Euler extended this with the totient function $\phi(n)$, which counts the integers from 1 to $n$ that are coprime to $n$. Euler's generalization of Fermat's theorem is central to how RSA encryption works.

Modern developments

The search for large primes continues through projects like GIMPS. The largest known prime (as of 2024) is a Mersenne prime with over 41 million digits. Meanwhile, the application of primes in cryptography, coding theory, and computer science has made number theory one of the most practically relevant branches of pure mathematics.

Prime numbers in other fields

Number theory connections

Primes are deeply connected to modular arithmetic (the math of remainders), Diophantine equations (equations where you seek integer solutions), and algebraic number theory (which generalizes primes to more abstract number systems). Nearly every major result in number theory either involves primes directly or depends on their properties.

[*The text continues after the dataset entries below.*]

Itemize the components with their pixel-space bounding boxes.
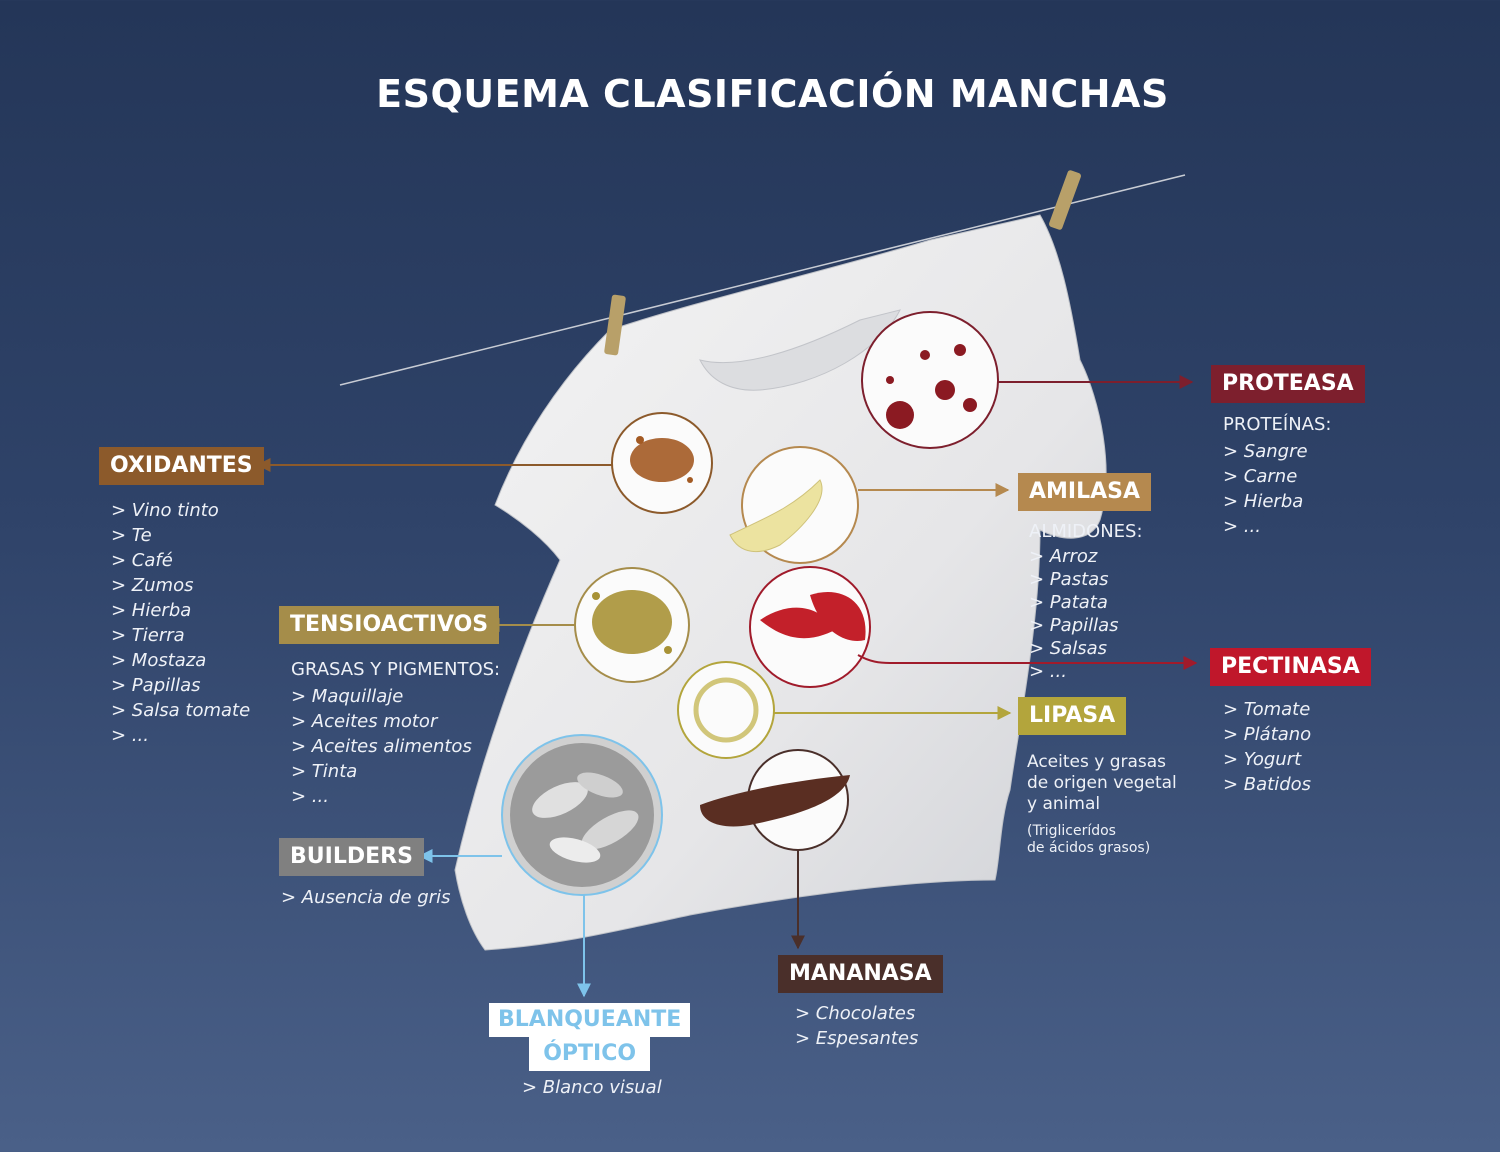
tag-mananasa: MANANASA	[778, 955, 943, 993]
list-amilasa	[1029, 520, 1143, 683]
list-item: > Aceites motor	[291, 711, 438, 732]
list-item: > Sangre	[1223, 441, 1308, 462]
lipasa-note-line: de ácidos grasos)	[1027, 840, 1151, 856]
list-item: > Salsas	[1029, 638, 1108, 659]
list-mananasa	[795, 1001, 918, 1051]
list-item: > Tierra	[111, 625, 185, 646]
lipasa-description	[1027, 752, 1177, 815]
list-item: > Patata	[1029, 592, 1108, 613]
tag-pectinasa: PECTINASA	[1210, 648, 1371, 686]
list-pectinasa	[1223, 697, 1311, 797]
list-item: > Zumos	[111, 575, 194, 596]
lipasa-description-line: y animal	[1027, 794, 1101, 814]
tag-blanqueante	[489, 1003, 690, 1071]
list-item: > Vino tinto	[111, 500, 219, 521]
list-item: > Salsa tomate	[111, 700, 251, 721]
stain-lipasa	[678, 662, 774, 758]
list-item: > Maquillaje	[291, 686, 404, 707]
tag-amilasa: AMILASA	[1018, 473, 1151, 511]
tag-oxidantes: OXIDANTES	[99, 447, 264, 485]
list-item: > Papillas	[111, 675, 201, 696]
list-item: > Carne	[1223, 466, 1298, 487]
list-heading: ALMIDONES:	[1029, 521, 1143, 542]
lipasa-note	[1027, 823, 1150, 857]
list-heading: GRASAS Y PIGMENTOS:	[291, 659, 501, 680]
tag-proteasa: PROTEASA	[1211, 365, 1365, 403]
tag-tensioactivos: TENSIOACTIVOS	[279, 606, 499, 644]
clothespin-right	[1048, 169, 1082, 230]
lipasa-note-line: (Triglicerídos	[1027, 823, 1116, 839]
list-tensioactivos	[291, 657, 500, 809]
list-item: > Hierba	[1223, 491, 1304, 512]
stain-tensioactivos	[575, 568, 689, 682]
list-heading: PROTEÍNAS:	[1223, 414, 1332, 435]
list-item: > Hierba	[111, 600, 192, 621]
list-item: > Ausencia de gris	[281, 887, 451, 908]
list-item: > ...	[1029, 661, 1067, 682]
list-oxidantes	[111, 498, 250, 748]
list-item: > Aceites alimentos	[291, 736, 472, 757]
list-item: > Tomate	[1223, 699, 1311, 720]
list-blanqueante	[522, 1075, 662, 1100]
list-proteasa	[1223, 412, 1331, 539]
stain-builders	[502, 735, 662, 895]
list-item: > Espesantes	[795, 1028, 919, 1049]
list-item: > Te	[111, 525, 152, 546]
list-item: > Blanco visual	[522, 1077, 662, 1098]
diagram-title: ESQUEMA CLASIFICACIÓN MANCHAS	[376, 72, 1169, 116]
list-item: > Pastas	[1029, 569, 1109, 590]
list-item: > Arroz	[1029, 546, 1098, 567]
list-item: > Chocolates	[795, 1003, 916, 1024]
tag-builders: BUILDERS	[279, 838, 424, 876]
tag-blanqueante-line1: BLANQUEANTE	[489, 1003, 690, 1037]
lipasa-description-line: Aceites y grasas	[1027, 752, 1167, 772]
stain-oxidantes	[612, 413, 712, 513]
list-item: > ...	[111, 725, 149, 746]
list-item: > Papillas	[1029, 615, 1119, 636]
list-item: > Mostaza	[111, 650, 207, 671]
tag-blanqueante-line2: ÓPTICO	[529, 1037, 650, 1071]
stain-proteasa	[862, 312, 998, 448]
list-builders	[281, 885, 450, 910]
list-item: > Café	[111, 550, 173, 571]
list-item: > ...	[1223, 516, 1261, 537]
list-item: > Plátano	[1223, 724, 1312, 745]
list-item: > ...	[291, 786, 329, 807]
list-item: > Batidos	[1223, 774, 1312, 795]
stain-pectinasa	[750, 567, 870, 687]
tag-lipasa: LIPASA	[1018, 697, 1126, 735]
list-item: > Tinta	[291, 761, 358, 782]
list-item: > Yogurt	[1223, 749, 1302, 770]
lipasa-description-line: de origen vegetal	[1027, 773, 1177, 793]
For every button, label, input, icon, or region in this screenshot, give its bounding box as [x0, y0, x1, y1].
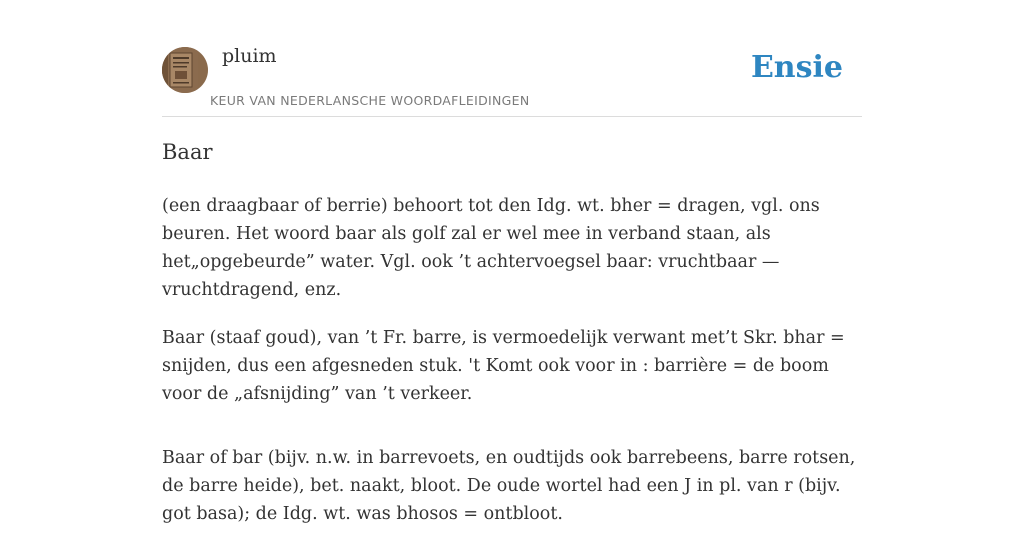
entry-definition — [162, 192, 862, 548]
source-title[interactable]: KEUR VAN NEDERLANSCHE WOORDAFLEIDINGEN — [210, 93, 530, 108]
page-container — [162, 0, 862, 524]
brand-logo[interactable]: Ensie — [750, 50, 843, 85]
avatar[interactable] — [162, 47, 208, 93]
definition-paragraph: Baar (staaf goud), van ’t Fr. barre, is vermoedelijk verwant met’t Skr. bhar = snijden, dus een afgesneden stuk. 't Komt ook voor in : barrière = de boom voor de „afsnijding” van ’t verkeer. — [162, 328, 845, 404]
author-name[interactable]: pluim — [222, 45, 277, 67]
definition-paragraph: (een draagbaar of berrie) behoort tot den Idg. wt. bher = dragen, vgl. ons beuren. Het woord baar als golf zal er wel mee in verband staan, als het„opgebeurde” water. Vgl. ook ’t achtervoegsel baar: vruchtbaar — vruchtdragend, enz. — [162, 196, 820, 300]
header — [162, 0, 862, 117]
book-cover-avatar-icon — [162, 47, 198, 93]
definition-paragraph: Baar of bar (bijv. n.w. in barrevoets, en oudtijds ook barrebeens, barre rotsen, de barre heide), bet. naakt, bloot. De oude wortel had een J in pl. van r (bijv. got basa); de Idg. wt. was bhosos = ontbloot. — [162, 448, 856, 524]
entry-title: Baar — [162, 140, 213, 164]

Computer science applications

Beyond cryptography, primes appear in error-correcting codes (used in data transmission), hash table design, and pseudo-random number generation. The theoretical difficulty of problems like integer factorization also plays a central role in computational complexity theory.

Physics and quantum mechanics

There are intriguing connections between the distribution of prime numbers and the energy levels of certain quantum systems. The spacing of zeros of the Riemann zeta function statistically resembles the spacing of energy levels in quantum chaotic systems. These connections are still being explored and hint at deep, not-yet-understood links between number theory and physics.